Kelime anlamı ile iman, herhangi bir şeye inanmak anlamına gelmektedir. Diğer anlamları ise, söylenen bir şeyi doğrulamak, tasdik etmek, kabullenmek, benimsemek ile yürekten ve içten inanmak olarak sözlüklerde geçmektedir.
İslam dininde iman ise, Allah'ın peygamberler ile gönderdiği şeyleri insanların kalpleriyle tasdik etmesi ve dili ile de bunu ikrar etmesi demektir. En geniş anlamı ile ise, Allah'a, Hz. Muhammed'in onun kulu ve peygamberi olduğuna ve peygamberin getirdiği bilgilerinin kesin olarak Allah tarafından gönderildiğine, içten ve yürekten inanarak, kalben tasdik ve kabul etmektir. Bu tariflerden anlaşılan imanın iki şartı olduğudur. Birincisi bilmek, ikincisi ise bildiğini kalbi ile desteklemektir. İmanda bağlanmanın esası tam anlamı ile teslimiyettir.
İmanın Çeşitleri Nelerdir?
İslam alimleri imanı icmali ve tafsili olarak ikiye ayırmaktadır. Bunların açıklamaları ise şu şekildedir:
1. İcmali iman: icmali imanda insanlar inanılması gereken şeylere toptan inanmaktadır. İcmali iman en iyi olarak, kelime-i tevhid ve kelime-i şehadetin birleşimidir şeklinde açıklanabilmektedir. Bilindiği üzere kelime-i tevhidde, "Allah'tan başka Tanrı koktur, Muhammed onun elçisidir" denmektedir. Kelime-i şehadet de ise, "Ben Allah'tan başka hiçbir Tanrı olmadığına, Muhammed'in O'nun kulu ve elçisi olduğuna inanır ve tanıklık ederim" denmektedir. İcmali imanda, Allah'ın tek yaratıcı olduğuna ve Hz. Muhammed'in onun peygamberi olduğuna inanmak, Hz. Peygamberin getirdiği dini ve kurallarını da toptan kabul edilmiş olmaktadır. İcmali iman, ayrıca imanın ilk derecesi olarak da kabul edilmektedir.
2. Tafsili iman: tafsili imanda, inanılması gereken şeylerden her birine, ayrıntılı olarak inanılmaktadır. tafsili imanda üç derece bulunmaktadır, bunlar;
a. Birinci derecede, Allah'a, Hz. Muhammed'in onun peygamberi olduğuna ve ahiret gününe inanmak bulunmaktadır. Bu derecede icmali imana ilave olarak ahiret gününe inanmak da vardır.
b. İkinci derecede, Amentü'de geçen Allah'a, meleklerine, kitaplarına, peygamberlerine, ahiret gününe, ölümden sonra dirilmeye, cennet ve cehenneme, sevap ve azaba, kadere ve kazaya ayrı ayrı ve tam olarak inanmak bulunmaktadır.
c.

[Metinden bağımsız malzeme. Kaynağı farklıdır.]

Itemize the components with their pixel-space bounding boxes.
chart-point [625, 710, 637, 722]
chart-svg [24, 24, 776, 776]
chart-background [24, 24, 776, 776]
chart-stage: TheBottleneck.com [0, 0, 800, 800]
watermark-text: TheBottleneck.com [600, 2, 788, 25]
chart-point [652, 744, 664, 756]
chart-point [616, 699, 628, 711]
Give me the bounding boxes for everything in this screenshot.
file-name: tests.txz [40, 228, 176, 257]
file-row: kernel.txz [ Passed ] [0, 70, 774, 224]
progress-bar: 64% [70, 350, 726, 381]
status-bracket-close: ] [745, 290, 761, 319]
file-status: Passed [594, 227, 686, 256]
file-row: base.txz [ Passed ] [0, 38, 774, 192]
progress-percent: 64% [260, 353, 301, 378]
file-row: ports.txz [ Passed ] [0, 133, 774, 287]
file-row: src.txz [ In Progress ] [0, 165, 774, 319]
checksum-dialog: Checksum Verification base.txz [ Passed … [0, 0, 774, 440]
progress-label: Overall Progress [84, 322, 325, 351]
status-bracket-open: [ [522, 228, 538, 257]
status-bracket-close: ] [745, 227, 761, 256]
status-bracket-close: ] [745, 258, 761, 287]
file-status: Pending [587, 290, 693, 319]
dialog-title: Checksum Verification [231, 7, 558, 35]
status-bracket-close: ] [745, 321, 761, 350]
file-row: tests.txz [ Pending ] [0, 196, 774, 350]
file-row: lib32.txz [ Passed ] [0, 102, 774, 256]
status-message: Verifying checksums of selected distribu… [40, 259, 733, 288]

Üçüncü derecede ise, Hz. Muhammed'in getirdiği, Allah tarafından gönderilen her şeye ayrı ayrı inanılmaktadır. Bunların içinde emir ve buyruklar ile farzlar, sevaplar ve haramlar gibi konular bulunmaktadır.
İcmali iman bir insanın Müslüman olması için yeterlidir ve bu imanın gereğini yapanlar, öldüklerinde Allah'ın takdiri ile cennete gidebilirler. Tafsili imanda ise insanın imanı olgunlaşmakta, yücelmekte ve çok daha sağlam temellere oturmaktadır. Tafsili iman bir nevi imanın kemale ermesi olarak da görülebilmektedir.
Taklidi ve Tahkiki İman Nedir?
Taklidi iman adından da anlaşılacağı gibi imanın taklit yolu ile oluşmasıdır. İslam toplumunda doğan çocuklar, topluma uyarak ve aile ile çevrelerinin de telkini ile onların inandıklarına iman etmektedir. Taklidi imanda araştırma veya dini delil arama yoktur, tabii olarak oluşan bir sonuç gibidir. Bu tür iman sahipleri de sevap kazanır ve cennete gidebilirler ama eğer imanları delillerle sağlamlaştırılmaz ise inkarcıların etkisi ile imanları sarsılabilir veya azalabilir.
Tahkiki iman ise adında bulunduğu gibi tahkik etme, araştırmaya, bilgiye, kavramaya ve delillere dayanan iman demektir. Bu iman tarzı kolay kolay sarsılamaz ve bilinçli bir iman olduğu için de kalben kabulü daha sağlam olur.